= Mario Reyes =

Mexican printmaker, painter and sculptor (1926–2017)

Mario Reyes Castillo (1926–2017) was a Mexican printmaker, painter and sculptor best known for his work with the Taller Libre de Grabado Mario Reyes, which he founded in 1965. This workshop has collaborated with and done work for a number of notable Mexican artists. Much of his artwork was dominated with depictions of the female form, with the artist stating he could see it in many places and objects. His work has been recognized with tributes and retrospectives in places such as the Museo Nacional de Estampa and the Palacio de Bellas Artes. He was also a member of the Salón de la Plástica Mexicana.

==Life==
Mario Reyes Castillo was born in Mexico City in 1926. When he stated that he wanted to study art, his parents warned that he would “die of hunger.” Despite this, he went on to study at the Escuela Nacional de Pintura, Escultura y Grabado "La Esmeralda" under teachers such as Carlos Alvarado Lang, Isidoro Ocampo, Germán Cueto, Fernando Castro Pacheco and Carlos Orozco Romero. In a later interview he stated that he did experience hunger before he was successful.

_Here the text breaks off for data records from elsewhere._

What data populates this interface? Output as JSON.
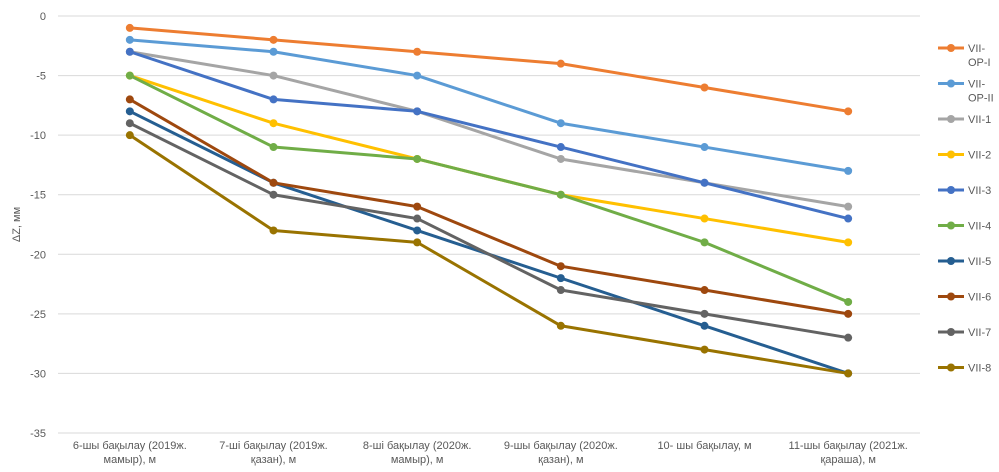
{
  "chart_data": {
    "type": "line",
    "title": "",
    "xlabel": "",
    "ylabel": "ΔZ, мм",
    "ylim": [
      -35,
      0
    ],
    "yticks": [
      0,
      -5,
      -10,
      -15,
      -20,
      -25,
      -30,
      -35
    ],
    "grid": "horizontal",
    "legend_position": "right",
    "categories": [
      [
        "6-шы бақылау (2019ж.",
        "мамыр), м"
      ],
      [
        "7-ші бақылау (2019ж.",
        "қазан), м"
      ],
      [
        "8-ші бақылау (2020ж.",
        "мамыр), м"
      ],
      [
        "9-шы бақылау (2020ж.",
        "қазан), м"
      ],
      [
        "10- шы бақылау, м"
      ],
      [
        "11-шы бақылау (2021ж.",
        "қараша), м"
      ]
    ],
    "series": [
      {
        "name": [
          "VII-",
          "OP-I"
        ],
        "color": "#ED7D31",
        "values": [
          -1,
          -2,
          -3,
          -4,
          -6,
          -8
        ]
      },
      {
        "name": [
          "VII-",
          "OP-II"
        ],
        "color": "#5B9BD5",
        "values": [
          -2,
          -3,
          -5,
          -9,
          -11,
          -13
        ]
      },
      {
        "name": [
          "VII-1"
        ],
        "color": "#A5A5A5",
        "values": [
          -3,
          -5,
          -8,
          -12,
          -14,
          -16
        ]
      },
      {
        "name": [
          "VII-2"
        ],
        "color": "#FFC000",
        "values": [
          -5,
          -9,
          -12,
          -15,
          -17,
          -19
        ]
      },
      {
        "name": [
          "VII-3"
        ],
        "color": "#4472C4",
        "values": [
          -3,
          -7,
          -8,
          -11,
          -14,
          -17
        ]
      },
      {
        "name": [
          "VII-4"
        ],
        "color": "#70AD47",
        "values": [
          -5,
          -11,
          -12,
          -15,
          -19,
          -24
        ]
      },
      {
        "name": [
          "VII-5"
        ],
        "color": "#255E91",
        "values": [
          -8,
          -14,
          -18,
          -22,
          -26,
          -30
        ]
      },
      {
        "name": [
          "VII-6"
        ],
        "color": "#9E480E",
        "values": [
          -7,
          -14,
          -16,
          -21,
          -23,
          -25
        ]
      },
      {
        "name": [
          "VII-7"
        ],
        "color": "#636363",
        "values": [
          -9,
          -15,
          -17,
          -23,
          -25,
          -27
        ]
      },
      {
        "name": [
          "VII-8"
        ],
        "color": "#997300",
        "values": [
          -10,
          -18,
          -19,
          -26,
          -28,
          -30
        ]
      }
    ]
  }
}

Reyes later lived in Mérida. He died there in 2017.

==Career==
Reyes’ career spanned over five decades, and he was best known for his printmaking. Much of that career was tied with his studio Taller Libre de Grabado Mario Reyes, founded in 1965. The workshop produced more than one thousands works of art during its forty five years of production. This production has since been cataloged and published in book and interactive CD form under the title of Taller Libre de Grabado Mario Reyes. Reyes did work such as the production of books and other publications for artists such as David Alfaro Siqueiros, Francisco Toledo, Rodolfo Nieto, Francisco Corzas, José Luis Cuevas and others.

Reyes began exhibiting his work in 1954, and over his career he exhibited individually and collectively in Mexico, the United States and Europe. Major individual exhibitions included the Instituto Francés de América Latina in 1970, Salón de la Plástica Mexicana in 1968, 1977, 1984 and 1986, the Palacio de Bellas Artes in 1990. Later exhibitions included the Museo del Periodismo y las Artes Gráficas in Guadalajara in 2009.

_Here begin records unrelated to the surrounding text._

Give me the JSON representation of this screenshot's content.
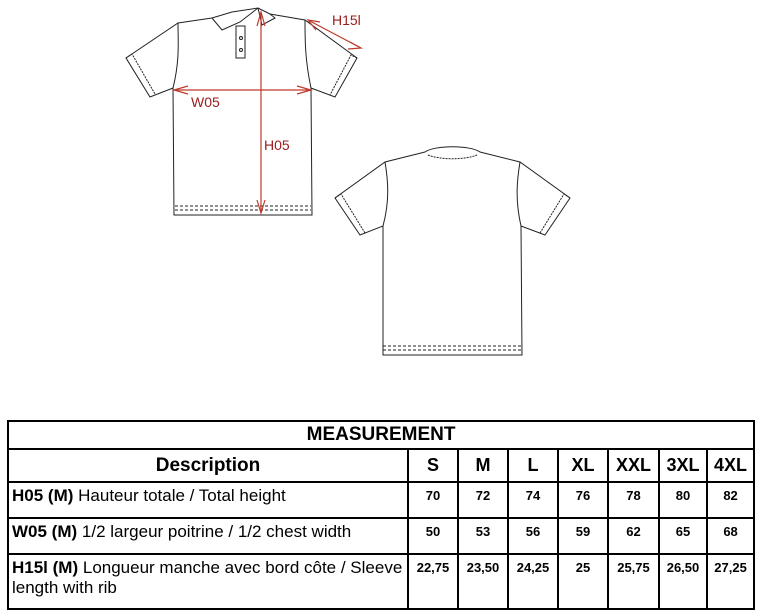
{
  "diagram": {
    "labels": {
      "height": "H05",
      "width": "W05",
      "sleeve": "H15l"
    },
    "colors": {
      "measure": "#c0392b",
      "outline": "#222222"
    }
  },
  "table": {
    "title": "MEASUREMENT",
    "description_header": "Description",
    "sizes": [
      "S",
      "M",
      "L",
      "XL",
      "XXL",
      "3XL",
      "4XL"
    ],
    "rows": [
      {
        "code": "H05 (M)",
        "text": "Hauteur totale / Total height",
        "values": [
          "70",
          "72",
          "74",
          "76",
          "78",
          "80",
          "82"
        ]
      },
      {
        "code": "W05 (M)",
        "text": "1/2 largeur poitrine / 1/2 chest width",
        "values": [
          "50",
          "53",
          "56",
          "59",
          "62",
          "65",
          "68"
        ]
      },
      {
        "code": "H15l (M)",
        "text": "Longueur manche avec bord côte / Sleeve length with rib",
        "values": [
          "22,75",
          "23,50",
          "24,25",
          "25",
          "25,75",
          "26,50",
          "27,25"
        ]
      }
    ]
  }
}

During his career, Reyes also taught graphic design and other courses in institutions such as the Universidad Iberoamericana, the engraving workshop of the Instituto Nacional de Bellas Artes and the Colegio Madrid. Latterly he taught at the Centro de Formacion y Producción de Arte Visuales “la Arrocera” in Campeche.

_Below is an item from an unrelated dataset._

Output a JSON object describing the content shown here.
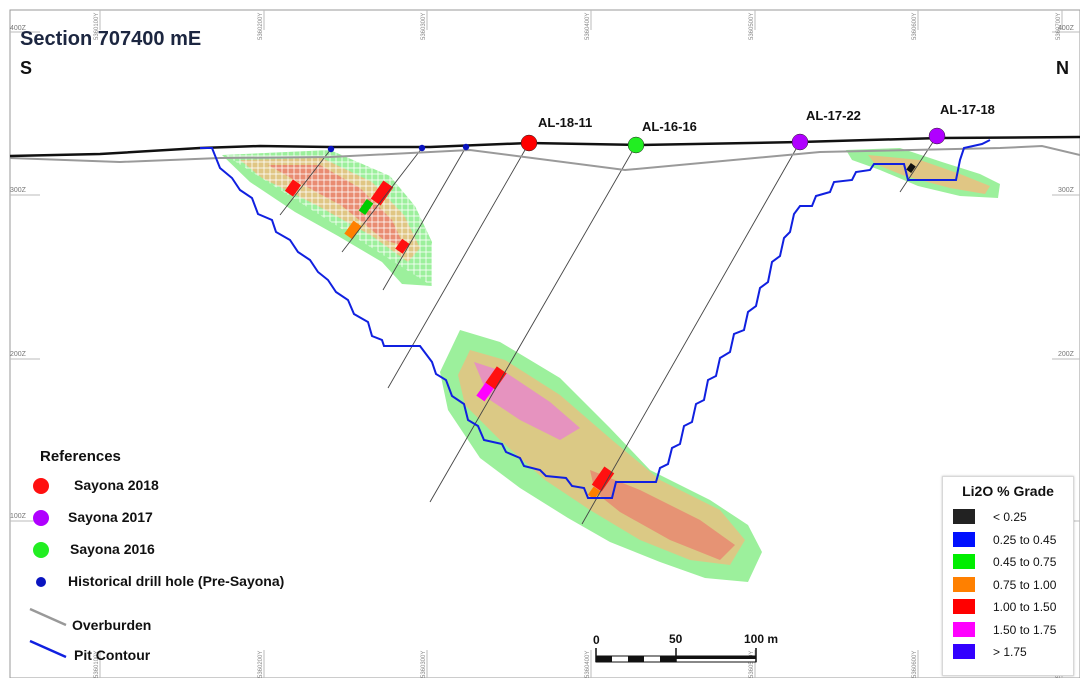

Reyes' first major award was the Salón de Grabado with the Salón de la Plástica Mexicana in 1970, of which he was a member. After that he won the Salón de Otoño twice. In 1992, the Museo Nacional de la Estampa held a tribute to his career, followed by another at the Palacio de Bellas Artes. In 2013, the state of Campeche also held a tribute and retrospective in his honor at the Domingo Perez Piña Gallery in the city of Campeche and a retrospective was held at the Centro Cultural Olimpo in Mérida the same year.

Among Reyes' pupils was the artist Georgina Quintana.

==Artistry==
Reyes was a printmaker, sculptor and painter. The human form dominated his engraving and sculpture, especially the depiction of the female form in a sensual way similar to depictions by Modigliani, Matisse, Gauguin and Renoir and sometimes in surrealist style. He stated that he saw the female form in many places and things, even in trees. Despite this preference his works also included meticulously drawn landscapes.

His printmaking favored copper plates worked in acid, mezzotint and dry point. These varied from a photographic quality, from his experience as a photographer to those which were very solid, like his sculpture. He produced prints on glass, an innovation which allowed him to work with relief. His painting was characterized by careful manipulation of techniques such as watercolor, gouache and oils.